Last night, my dad told me about a recent interaction with Newt Gingrich during a campaign stop in Beaufort, South Carolina. My dad said he told Gingrich, “I really like your position on immigration.”
Gingrich smiled and replied, “You should, because it’s the right one.”
It is classic Newt Gingrich, and it crystallizes a bit of his appeal to a big chunk of the Republican base.
The election of George W. Bush in 2000 brought “compassionate conservatism” and eight years of a president who was quick to try to find areas of cooperation with Sen. Edward Kennedy in areas like education. He was followed by Sen. John McCain and his “maverick” credentials, cheered on by the press, who adored his campaign-finance law with Russ Feingold and his criticism of Bush on interrogation methods.

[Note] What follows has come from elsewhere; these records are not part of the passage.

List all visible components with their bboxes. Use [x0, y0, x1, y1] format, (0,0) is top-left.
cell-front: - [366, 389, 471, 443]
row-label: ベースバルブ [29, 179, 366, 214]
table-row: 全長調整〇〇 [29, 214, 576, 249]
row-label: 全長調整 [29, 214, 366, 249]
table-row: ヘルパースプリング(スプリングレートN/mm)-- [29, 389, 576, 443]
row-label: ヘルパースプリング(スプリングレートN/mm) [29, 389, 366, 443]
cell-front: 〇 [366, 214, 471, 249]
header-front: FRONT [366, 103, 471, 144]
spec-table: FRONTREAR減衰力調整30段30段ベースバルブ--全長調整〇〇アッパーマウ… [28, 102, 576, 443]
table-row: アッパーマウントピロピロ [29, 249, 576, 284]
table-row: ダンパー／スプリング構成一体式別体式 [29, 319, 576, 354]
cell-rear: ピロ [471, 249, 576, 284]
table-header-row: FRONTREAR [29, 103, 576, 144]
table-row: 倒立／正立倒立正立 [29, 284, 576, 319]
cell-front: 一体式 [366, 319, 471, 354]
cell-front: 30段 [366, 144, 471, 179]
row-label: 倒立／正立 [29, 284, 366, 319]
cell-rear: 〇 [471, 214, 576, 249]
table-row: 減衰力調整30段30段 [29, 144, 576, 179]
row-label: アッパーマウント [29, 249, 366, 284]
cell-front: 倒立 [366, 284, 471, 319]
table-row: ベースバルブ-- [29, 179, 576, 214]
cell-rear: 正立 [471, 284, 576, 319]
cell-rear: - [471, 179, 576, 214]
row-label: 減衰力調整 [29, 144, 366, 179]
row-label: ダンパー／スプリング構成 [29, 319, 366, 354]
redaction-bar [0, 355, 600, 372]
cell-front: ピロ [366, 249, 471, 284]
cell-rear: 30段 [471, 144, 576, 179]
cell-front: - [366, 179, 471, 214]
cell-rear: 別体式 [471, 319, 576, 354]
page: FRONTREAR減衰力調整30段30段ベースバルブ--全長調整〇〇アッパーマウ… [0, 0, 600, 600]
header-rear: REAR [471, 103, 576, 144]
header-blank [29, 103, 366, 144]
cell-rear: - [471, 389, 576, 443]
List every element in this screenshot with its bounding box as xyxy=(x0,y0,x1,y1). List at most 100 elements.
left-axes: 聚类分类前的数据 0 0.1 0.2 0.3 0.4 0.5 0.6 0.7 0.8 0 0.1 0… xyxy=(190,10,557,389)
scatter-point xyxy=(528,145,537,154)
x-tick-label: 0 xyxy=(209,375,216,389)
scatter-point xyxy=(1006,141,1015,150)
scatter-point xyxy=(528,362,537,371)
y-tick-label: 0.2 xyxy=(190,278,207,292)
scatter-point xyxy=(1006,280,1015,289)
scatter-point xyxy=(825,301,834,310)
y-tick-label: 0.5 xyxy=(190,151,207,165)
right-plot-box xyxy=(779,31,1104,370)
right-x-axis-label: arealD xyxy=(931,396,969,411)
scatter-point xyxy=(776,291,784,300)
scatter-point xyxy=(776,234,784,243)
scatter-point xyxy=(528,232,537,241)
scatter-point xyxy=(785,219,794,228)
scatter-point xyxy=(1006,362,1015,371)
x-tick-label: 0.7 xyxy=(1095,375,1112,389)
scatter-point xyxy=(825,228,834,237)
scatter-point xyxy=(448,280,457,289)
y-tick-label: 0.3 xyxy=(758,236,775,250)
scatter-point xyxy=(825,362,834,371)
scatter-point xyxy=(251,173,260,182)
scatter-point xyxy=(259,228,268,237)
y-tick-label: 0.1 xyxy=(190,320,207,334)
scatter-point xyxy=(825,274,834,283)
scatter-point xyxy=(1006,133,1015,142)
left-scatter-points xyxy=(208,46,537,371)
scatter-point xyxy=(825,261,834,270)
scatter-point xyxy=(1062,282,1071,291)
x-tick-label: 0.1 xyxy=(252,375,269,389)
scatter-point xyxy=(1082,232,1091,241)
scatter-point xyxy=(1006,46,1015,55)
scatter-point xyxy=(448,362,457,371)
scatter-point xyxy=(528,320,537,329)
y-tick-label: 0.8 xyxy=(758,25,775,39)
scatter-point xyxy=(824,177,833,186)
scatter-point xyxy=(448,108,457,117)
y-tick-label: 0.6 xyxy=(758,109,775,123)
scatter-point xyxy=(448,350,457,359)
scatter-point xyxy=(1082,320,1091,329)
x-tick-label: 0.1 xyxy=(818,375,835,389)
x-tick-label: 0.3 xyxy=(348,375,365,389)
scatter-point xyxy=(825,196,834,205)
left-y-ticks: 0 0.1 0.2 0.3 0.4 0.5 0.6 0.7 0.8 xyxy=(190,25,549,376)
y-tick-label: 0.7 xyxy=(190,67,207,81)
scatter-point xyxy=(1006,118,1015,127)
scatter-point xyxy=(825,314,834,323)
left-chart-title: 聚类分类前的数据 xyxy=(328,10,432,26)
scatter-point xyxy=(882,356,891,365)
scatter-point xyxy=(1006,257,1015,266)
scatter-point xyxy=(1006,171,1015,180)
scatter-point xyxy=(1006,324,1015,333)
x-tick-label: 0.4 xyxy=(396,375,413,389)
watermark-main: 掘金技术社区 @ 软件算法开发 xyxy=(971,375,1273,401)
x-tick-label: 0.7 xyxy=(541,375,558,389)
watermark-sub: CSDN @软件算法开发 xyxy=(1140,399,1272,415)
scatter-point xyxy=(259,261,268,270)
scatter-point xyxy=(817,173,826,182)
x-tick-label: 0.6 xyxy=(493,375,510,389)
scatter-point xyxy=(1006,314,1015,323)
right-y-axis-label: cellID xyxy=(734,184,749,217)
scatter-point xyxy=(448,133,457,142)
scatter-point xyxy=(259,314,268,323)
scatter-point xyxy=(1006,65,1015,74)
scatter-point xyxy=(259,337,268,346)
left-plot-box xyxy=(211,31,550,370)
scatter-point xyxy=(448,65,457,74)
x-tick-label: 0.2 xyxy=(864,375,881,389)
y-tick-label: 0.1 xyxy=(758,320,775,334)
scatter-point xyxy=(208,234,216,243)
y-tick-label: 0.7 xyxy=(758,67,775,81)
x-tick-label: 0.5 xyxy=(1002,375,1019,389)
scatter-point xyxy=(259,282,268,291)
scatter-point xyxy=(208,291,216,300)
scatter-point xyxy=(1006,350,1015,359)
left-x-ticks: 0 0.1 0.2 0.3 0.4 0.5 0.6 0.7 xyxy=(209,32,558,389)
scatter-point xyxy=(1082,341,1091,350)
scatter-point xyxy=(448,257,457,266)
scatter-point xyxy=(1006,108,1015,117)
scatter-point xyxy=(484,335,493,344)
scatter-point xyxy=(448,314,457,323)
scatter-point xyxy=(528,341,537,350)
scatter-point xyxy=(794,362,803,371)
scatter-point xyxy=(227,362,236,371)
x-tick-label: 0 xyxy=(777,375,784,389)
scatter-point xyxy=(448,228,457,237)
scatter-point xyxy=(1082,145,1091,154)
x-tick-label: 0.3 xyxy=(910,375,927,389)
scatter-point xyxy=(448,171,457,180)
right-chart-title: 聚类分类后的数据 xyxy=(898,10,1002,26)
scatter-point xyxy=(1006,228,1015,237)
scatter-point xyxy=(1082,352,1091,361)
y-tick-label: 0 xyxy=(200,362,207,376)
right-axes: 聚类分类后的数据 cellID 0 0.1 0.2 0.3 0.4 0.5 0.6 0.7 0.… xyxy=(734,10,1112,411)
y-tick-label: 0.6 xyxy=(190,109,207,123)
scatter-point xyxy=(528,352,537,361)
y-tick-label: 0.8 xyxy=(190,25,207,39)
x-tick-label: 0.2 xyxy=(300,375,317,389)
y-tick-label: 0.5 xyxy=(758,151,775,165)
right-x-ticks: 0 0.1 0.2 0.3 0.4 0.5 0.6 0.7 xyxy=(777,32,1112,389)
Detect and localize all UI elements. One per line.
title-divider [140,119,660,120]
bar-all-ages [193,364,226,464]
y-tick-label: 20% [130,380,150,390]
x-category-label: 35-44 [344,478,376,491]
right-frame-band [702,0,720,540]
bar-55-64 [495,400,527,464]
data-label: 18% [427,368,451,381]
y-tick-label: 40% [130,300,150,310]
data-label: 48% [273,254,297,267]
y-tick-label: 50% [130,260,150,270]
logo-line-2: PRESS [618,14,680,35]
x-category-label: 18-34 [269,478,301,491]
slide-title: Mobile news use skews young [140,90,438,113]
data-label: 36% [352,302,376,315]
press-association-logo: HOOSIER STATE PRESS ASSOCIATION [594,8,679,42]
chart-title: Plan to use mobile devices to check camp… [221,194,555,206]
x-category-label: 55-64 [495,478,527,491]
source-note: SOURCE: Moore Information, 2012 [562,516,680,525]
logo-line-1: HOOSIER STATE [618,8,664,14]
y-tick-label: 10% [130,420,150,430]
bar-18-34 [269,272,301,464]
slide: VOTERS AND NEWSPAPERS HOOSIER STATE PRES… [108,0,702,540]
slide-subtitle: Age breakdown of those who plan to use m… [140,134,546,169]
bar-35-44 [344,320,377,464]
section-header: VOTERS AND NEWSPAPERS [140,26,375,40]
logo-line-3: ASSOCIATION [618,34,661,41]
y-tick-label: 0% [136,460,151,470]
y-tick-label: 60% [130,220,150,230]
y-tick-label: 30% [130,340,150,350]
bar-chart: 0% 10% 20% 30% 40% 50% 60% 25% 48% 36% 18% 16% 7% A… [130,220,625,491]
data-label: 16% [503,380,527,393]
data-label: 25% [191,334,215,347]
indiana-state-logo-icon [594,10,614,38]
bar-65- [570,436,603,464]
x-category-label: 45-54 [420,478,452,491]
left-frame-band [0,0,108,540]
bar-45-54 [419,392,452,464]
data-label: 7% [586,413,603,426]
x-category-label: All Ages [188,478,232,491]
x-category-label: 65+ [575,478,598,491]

Many conservative Republicans are tired of standard-bearers who seem apologetic about their stances. They’re tired of having to reargue the inevitable failures of statist policies, the benefits of free-market economics, the long-term benefits and wisdom of traditional values, the need to respond to threats decisively, and the need for a strong America playing the key role of leadership on the world stage. They want a candidate who will metaphorically grab the inattentive, poorly informed, emotional swing voter by the lapels and say, “Look, whenever our policies are tried, they work; the opposition’s policies crash and burn time and again and all we’re left with is a big bill and a sense that government’s intentions were good. Stop indulging them and embrace what works!”
In the GOP field, the candidate who seems to have confidence seeping out of every pore is Newt. Almost every Gingrich response to every question carries the subtext, “The evidence to support the wisdom and benefits of my idea is so overwhelming and irrefutable that I can scarcely believe that we need to have this discussion, but I will lay it out for you slowly and clearly so that even the dullest-witted person within earshot can grasp the futility and madness of any other course.”
There’s a catch to this style, of course. To those inattentive, poorly informed, emotional swing voters, Gingrich can come across as not merely confident but wildly overconfident in his own ideas and leadership, as well as his arrogance and ego.
Of course, this also explains a portion of conservative Republicans’ reluctance about Mitt Romney. If Newt bristles with overconfidence, the pandering, position shifts, and rhetorical caution of Romney suggests a lack of confidence; many conservatives conclude that the former Massachusetts governor is terrified of telling a primary voter what he doesn’t want to hear. Even when Romney touts a conservative policy, he gets little credit from some GOP primary voters, since they think it’s just another insincere sales pitch. More often than not, Romney emphasizes that he wants to study an issue more or consult with others before declaring a definitive intent, which can be wise in many circumstances but often sounds like a “maybe, so don’t conclude that I disagree with you” hedge on the campaign trail.
In the eyes of the GOP base, their November opponent is perhaps even more confident than Gingrich (in his own mind, he’s already among the top four presidents!) and has won because of his steadfast faith in the transformative power of liberalism. Of course, conservatives are not liberals, and what works for one side is not necessarily what will work for the other. It is not clear that the Republican nominee in 2012 can win by emulating Obama’s style.